Although the Semlex media statement announcing the closure is dated Oct 23, it states that it ended its activities in the country on Sept 30.

This follows a lengthy dispute between the government and Semlex arising from the inability of Semlex to produce documents in good time and with the quality demanded by the government.

The Semlex statement says that it has handed over its offices, and all its equipment, documents and raw materials to the relevant Mozambican authorities.

Semlex signed with a 10-year BOT (Build, Operate and Transfer) contract with the government in 2009 for the supply of secure solutions for the production of identity cards, travel documents, identification and residence documents for foreigners (DIRE) and frontier visas.

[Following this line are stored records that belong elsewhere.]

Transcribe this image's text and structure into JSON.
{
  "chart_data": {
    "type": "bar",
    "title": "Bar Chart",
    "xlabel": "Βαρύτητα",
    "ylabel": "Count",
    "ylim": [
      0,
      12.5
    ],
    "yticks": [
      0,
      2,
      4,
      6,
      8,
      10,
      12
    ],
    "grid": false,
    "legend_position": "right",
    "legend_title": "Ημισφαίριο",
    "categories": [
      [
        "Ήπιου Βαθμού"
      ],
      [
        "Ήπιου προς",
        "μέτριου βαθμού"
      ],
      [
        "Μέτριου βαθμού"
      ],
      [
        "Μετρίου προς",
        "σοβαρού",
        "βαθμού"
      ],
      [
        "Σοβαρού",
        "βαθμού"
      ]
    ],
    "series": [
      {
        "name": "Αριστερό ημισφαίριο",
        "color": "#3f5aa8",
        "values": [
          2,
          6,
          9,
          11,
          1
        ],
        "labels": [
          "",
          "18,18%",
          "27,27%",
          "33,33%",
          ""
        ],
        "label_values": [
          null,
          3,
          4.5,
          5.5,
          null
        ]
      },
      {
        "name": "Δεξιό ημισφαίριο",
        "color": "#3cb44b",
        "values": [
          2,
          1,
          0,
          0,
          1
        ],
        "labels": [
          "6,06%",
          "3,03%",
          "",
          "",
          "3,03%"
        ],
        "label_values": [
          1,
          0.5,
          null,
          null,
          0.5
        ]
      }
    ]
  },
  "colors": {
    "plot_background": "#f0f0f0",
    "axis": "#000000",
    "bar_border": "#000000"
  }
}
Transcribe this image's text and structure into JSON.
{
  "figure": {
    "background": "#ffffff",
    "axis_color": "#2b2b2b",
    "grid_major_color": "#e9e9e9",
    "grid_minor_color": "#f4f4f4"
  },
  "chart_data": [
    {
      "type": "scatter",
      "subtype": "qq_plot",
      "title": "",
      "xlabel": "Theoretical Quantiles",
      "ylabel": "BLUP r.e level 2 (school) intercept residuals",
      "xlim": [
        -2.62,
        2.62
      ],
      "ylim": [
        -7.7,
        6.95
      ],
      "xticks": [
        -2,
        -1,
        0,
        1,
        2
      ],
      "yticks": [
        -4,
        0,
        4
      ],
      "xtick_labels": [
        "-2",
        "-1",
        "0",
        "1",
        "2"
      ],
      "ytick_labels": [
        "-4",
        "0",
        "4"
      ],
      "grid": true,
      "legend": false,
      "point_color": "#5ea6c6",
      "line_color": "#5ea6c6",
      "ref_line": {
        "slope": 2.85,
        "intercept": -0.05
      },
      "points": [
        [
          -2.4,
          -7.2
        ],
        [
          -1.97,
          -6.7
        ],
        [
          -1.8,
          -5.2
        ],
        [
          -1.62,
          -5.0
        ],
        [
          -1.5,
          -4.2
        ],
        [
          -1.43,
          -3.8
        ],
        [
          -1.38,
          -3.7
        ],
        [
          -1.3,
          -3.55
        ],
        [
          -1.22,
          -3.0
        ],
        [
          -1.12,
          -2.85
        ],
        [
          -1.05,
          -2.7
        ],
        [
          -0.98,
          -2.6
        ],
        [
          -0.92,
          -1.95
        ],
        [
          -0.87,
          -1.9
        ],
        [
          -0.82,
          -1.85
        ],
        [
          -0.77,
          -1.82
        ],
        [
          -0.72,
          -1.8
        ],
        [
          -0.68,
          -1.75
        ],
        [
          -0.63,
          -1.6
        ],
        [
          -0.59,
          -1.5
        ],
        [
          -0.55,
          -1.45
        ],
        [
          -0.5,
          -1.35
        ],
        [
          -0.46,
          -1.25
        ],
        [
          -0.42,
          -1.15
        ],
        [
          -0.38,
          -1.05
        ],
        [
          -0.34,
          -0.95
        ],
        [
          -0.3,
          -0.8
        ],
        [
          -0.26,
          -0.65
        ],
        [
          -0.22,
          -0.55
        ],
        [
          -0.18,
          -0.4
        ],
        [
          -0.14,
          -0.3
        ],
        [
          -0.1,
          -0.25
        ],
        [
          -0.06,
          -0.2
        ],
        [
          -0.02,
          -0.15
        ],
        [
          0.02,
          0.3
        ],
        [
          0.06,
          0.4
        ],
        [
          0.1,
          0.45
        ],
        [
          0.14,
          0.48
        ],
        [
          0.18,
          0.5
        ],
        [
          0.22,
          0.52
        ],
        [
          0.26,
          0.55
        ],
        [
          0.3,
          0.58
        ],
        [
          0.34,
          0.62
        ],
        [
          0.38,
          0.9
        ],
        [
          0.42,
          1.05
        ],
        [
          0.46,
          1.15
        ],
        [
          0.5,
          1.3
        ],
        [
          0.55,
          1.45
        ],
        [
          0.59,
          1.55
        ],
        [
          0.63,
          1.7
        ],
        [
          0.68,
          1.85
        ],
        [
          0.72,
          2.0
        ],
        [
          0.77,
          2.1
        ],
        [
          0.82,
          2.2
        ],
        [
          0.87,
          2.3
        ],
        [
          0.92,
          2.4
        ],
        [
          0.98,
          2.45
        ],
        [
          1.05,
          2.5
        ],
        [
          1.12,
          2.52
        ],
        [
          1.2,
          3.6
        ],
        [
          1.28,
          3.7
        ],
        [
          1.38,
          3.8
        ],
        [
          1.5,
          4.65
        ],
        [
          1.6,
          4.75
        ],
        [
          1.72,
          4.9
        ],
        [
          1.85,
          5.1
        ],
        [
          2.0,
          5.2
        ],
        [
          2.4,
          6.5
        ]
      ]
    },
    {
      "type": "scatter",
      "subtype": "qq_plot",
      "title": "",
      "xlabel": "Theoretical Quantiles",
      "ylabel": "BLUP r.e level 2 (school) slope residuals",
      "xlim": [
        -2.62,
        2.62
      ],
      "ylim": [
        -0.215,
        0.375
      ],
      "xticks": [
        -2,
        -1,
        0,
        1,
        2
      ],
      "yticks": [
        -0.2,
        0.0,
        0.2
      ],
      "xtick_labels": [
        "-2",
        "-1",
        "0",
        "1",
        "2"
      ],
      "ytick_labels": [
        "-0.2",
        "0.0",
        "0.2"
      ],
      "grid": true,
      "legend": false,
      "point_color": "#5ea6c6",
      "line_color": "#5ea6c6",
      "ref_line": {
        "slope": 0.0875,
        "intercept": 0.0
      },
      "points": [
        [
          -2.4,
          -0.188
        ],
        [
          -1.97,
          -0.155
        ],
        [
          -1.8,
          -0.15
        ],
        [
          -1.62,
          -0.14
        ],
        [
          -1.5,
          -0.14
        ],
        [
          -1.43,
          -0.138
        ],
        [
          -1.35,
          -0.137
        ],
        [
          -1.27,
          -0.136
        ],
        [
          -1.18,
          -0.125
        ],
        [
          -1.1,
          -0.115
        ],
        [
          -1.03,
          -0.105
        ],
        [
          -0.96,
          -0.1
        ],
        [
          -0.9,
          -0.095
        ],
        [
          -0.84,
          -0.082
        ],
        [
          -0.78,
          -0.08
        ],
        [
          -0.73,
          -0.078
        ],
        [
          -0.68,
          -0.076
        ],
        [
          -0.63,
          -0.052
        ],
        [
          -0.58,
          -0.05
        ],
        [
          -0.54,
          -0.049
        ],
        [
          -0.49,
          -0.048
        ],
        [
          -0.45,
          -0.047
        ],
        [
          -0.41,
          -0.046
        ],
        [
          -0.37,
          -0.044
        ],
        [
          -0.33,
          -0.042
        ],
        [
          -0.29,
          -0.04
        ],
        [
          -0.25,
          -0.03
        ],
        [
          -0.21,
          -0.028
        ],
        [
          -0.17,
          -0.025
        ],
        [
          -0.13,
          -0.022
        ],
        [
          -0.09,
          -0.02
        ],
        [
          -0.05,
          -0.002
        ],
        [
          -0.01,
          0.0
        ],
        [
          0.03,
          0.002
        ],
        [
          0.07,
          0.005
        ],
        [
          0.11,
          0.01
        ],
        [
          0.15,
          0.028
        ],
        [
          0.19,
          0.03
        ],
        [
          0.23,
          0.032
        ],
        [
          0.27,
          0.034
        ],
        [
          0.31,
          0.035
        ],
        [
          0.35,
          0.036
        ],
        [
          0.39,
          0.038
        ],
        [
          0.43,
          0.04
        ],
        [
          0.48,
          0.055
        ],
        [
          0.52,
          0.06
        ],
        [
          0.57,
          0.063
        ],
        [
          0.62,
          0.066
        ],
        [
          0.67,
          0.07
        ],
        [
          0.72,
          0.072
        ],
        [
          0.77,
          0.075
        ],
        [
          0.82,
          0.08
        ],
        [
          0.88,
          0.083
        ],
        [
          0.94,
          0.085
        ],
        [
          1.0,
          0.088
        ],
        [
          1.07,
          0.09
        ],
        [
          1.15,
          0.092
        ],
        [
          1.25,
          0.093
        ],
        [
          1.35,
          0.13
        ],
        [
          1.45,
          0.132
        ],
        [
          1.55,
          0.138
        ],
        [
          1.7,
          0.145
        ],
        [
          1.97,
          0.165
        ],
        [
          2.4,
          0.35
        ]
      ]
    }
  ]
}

Semlex claims that the government’s decision, announced in May, to cancel the contract was unjustified and illegal and that Semlex has been obliged to continue producing documents to a high standard without any remuneration from the Mozambican authorities, in addition to the existing debt of around 53 million US dollars.

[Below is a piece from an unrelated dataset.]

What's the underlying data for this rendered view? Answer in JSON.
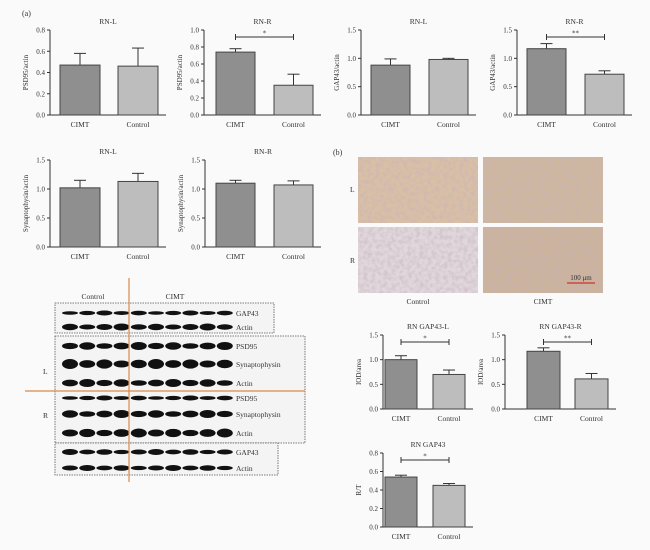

The government terminated the contract after an audit found Semlex in violation of the contract. In August, Semlex said it demanded another audit which should be carried out by an independent entity, a recognized company, with proven technical and professional experience in the area. It says the government turned down this proposal.

What Semlex did not mention was that its contract has always been mired in controversy. The deal was struck by the previous government, under President Armando Guebuza, and the contract was given to Semlex in 2009 without any public tender, in violation of Mozambique’s procurement rules.

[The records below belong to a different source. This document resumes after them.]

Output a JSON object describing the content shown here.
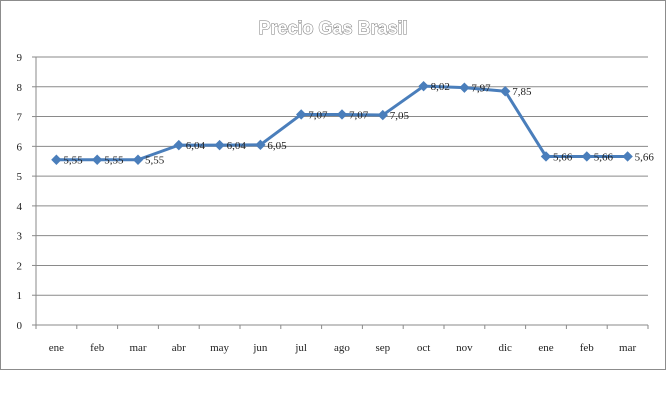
{
  "chart_data": {
    "type": "line",
    "title": "Precio Gas Brasil",
    "categories": [
      "ene",
      "feb",
      "mar",
      "abr",
      "may",
      "jun",
      "jul",
      "ago",
      "sep",
      "oct",
      "nov",
      "dic",
      "ene",
      "feb",
      "mar"
    ],
    "series": [
      {
        "values": [
          5.55,
          5.55,
          5.55,
          6.04,
          6.04,
          6.05,
          7.07,
          7.07,
          7.05,
          8.02,
          7.97,
          7.85,
          5.66,
          5.66,
          5.66
        ],
        "labels": [
          "5,55",
          "5,55",
          "5,55",
          "6,04",
          "6,04",
          "6,05",
          "7,07",
          "7,07",
          "7,05",
          "8,02",
          "7,97",
          "7,85",
          "5,66",
          "5,66",
          "5,66"
        ],
        "color": "#4a7ebb"
      }
    ],
    "ylim": [
      0,
      9
    ],
    "yticks": [
      "0",
      "1",
      "2",
      "3",
      "4",
      "5",
      "6",
      "7",
      "8",
      "9"
    ],
    "grid": true,
    "legend": "none"
  }
}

Immediately there were claims that the contract was illegal, and protests at the high prices charged for the Semlex identity documents. Thus the price for a Mozambican passport jumped from the equivalent of five or ten US dollars (depending on type) to 100 USD. the cost of an identity card more than tripled in price (from the equivalent of less than two USD to six USD).

According to press reports of the time, the greater part of the revenue from the issuing of identity documents went to Semlex and the original calculation was that, of the predicted annual revenue from the project, about 63 per cent would go to Semlex and only 37 per cent to the Mozambican state.

According to a 2015 investigation by the anti-corruption NGO, the Centre for Public Integrity (CIP), Semlex promised to invest 100 million dollars in the ten years of the contract. But by the time of the CIP report only 25 per cent of this amount had been invested.

A new tender was launched to select another company to supply biometric document production systems but Semlex did not submit a bid in its own name, but as the Lithuanian company, UAB Carsu Pasaulis. Since the Semlex Group purchased this company in 2014, the Lithuanian bid can be regarded as coming from Semlex under another name.

A jury from the Ministry of the Interior assessed the technical bids from five companies and announced its classification on Aug 9. Two of the bids were disqualified — one was submitted beyond the deadline, and the other did not meet all the requirements for a preliminary assessment.

Of the remaining three bidders, only two are now in contention. The Mozambican subsidiary of the German company Muhlbauer ID Services, received a score from the jury of 87.67. UAB Garsu Pasaulis trailed with a score of 70.05.

Only when it became clear that the Lithuanian bid was most unlikely to win did Semlex protest and claim the government was behaving illegally. The government reacted to the Semlex August protest by stating that the decision to rescind the contract was irreversible.